Meio Ambiente

Foto: CPTEC/INPE

Com o sol escaldante e os ventos fortes, a proliferação dos focos de incêndio no Tocantins podem se tornar um grave problema de segurança e saúde para a população. O Estado, hoje, está na quarta colocação em número de focos de queimadas, registrado em 2012, ficando atrás somente de Maranhão, Mato Grosso e Pará.

De acordo com o CPTEC/INPE, praticamente toda a área do Tocantins te risco crítico de alastramento de incêndio. As queimadas ilegais, segundo a Defesa Civil, são os principais agentes de intensificação do fogo no Estado. Principalmente em áreas de preservação e regiões indígenas.

Dados

Só em 2012, o Tocantins já registrou 8.131 focos de incêndio em áreas urbanas e rurais, ou seja, 10,1% do total registrado no Brasil. O Estado está na quarta colocação do ranking nacional do Instituto Nacional de Pesquisas Espaciais (CPTEC/INPE). A listagem é liderada pelo Maranhão, com 16.217 focos (20,1%); seguido por Mato Grosso, com 12.547 (15,5%) e Pará, com 8.482 (10,5%).

Se levarmos em consideração os dados coletados somente no mês de agosto, o TO sobe de posição e ocupa a terceira colocação no ranking das queimadas. Ao todo, nos últimos 30 dias, foram registrados 406 focos de incêndio em todo o Estado. Este total representa 10,8% dos focos em todo o Brasil no mesmo período.

Ainda no mesmo mês, dois municípios tocantinenses ficaram entre os 10 em maior número de queimadas. Rio Sono registrou 41 focos de incêndio, enquanto Lagoa da Confusão, 40. Se comparados com o município campeão em focos de incêndio – Corumbá/MT, com 190 registros - os números tocantinenses não parecem preocupantes. No entanto, a inalação da fumaça causada pela queima de material orgânico, pode causar diversos males, conforme a professora da Universidade Federal do Tocantins, Karina do Valle Marques.
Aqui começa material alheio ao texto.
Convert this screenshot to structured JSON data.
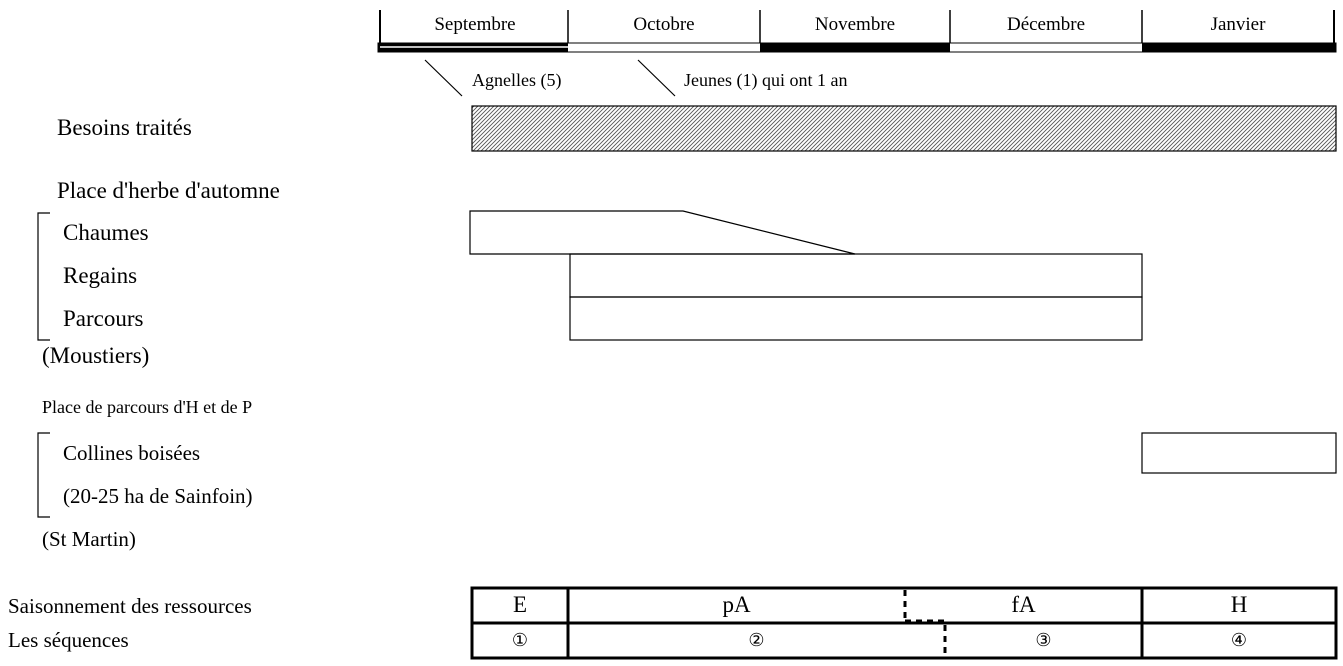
{
  "months": [
    "Septembre",
    "Octobre",
    "Novembre",
    "Décembre",
    "Janvier"
  ],
  "annotations": {
    "agnelles": "Agnelles (5)",
    "jeunes": "Jeunes (1) qui ont 1 an"
  },
  "rows": {
    "besoins": "Besoins traités",
    "herbe_automne": "Place d'herbe d'automne",
    "chaumes": "Chaumes",
    "regains": "Regains",
    "parcours": "Parcours",
    "moustiers": "(Moustiers)",
    "parcours_hp": "Place de parcours d'H et de P",
    "collines": "Collines boisées",
    "sainfoin": "(20-25 ha de Sainfoin)",
    "st_martin": "(St Martin)",
    "saisonnement": "Saisonnement des ressources",
    "sequences": "Les séquences"
  },
  "seasons": [
    "E",
    "pA",
    "fA",
    "H"
  ],
  "sequence_numbers": [
    "①",
    "②",
    "③",
    "④"
  ]
}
A pesquisadora afirmou, inclusive, que a exposição à poluição vinda das queimadas, pode causar, entre outros problemas, males cardíacos e cerebrais à população.

Combate

A Defesa Civil, em conjunto com o Corpo de Bombeiros, o Naturatins e outros órgãos estaduais, formou o Centro Integrado de Multiagências (Ciman), que vem mapeando e combatendo os focos de incêndio e queimadas irregulares em todo o Estado. Além disto, o Naturantins aplica pesadas multas em caso de incêndios não autorizados. Os valores, segundo o órgão, podem variar de R$ 50 a R$ 50 milhões, conforme a gravidade do delito.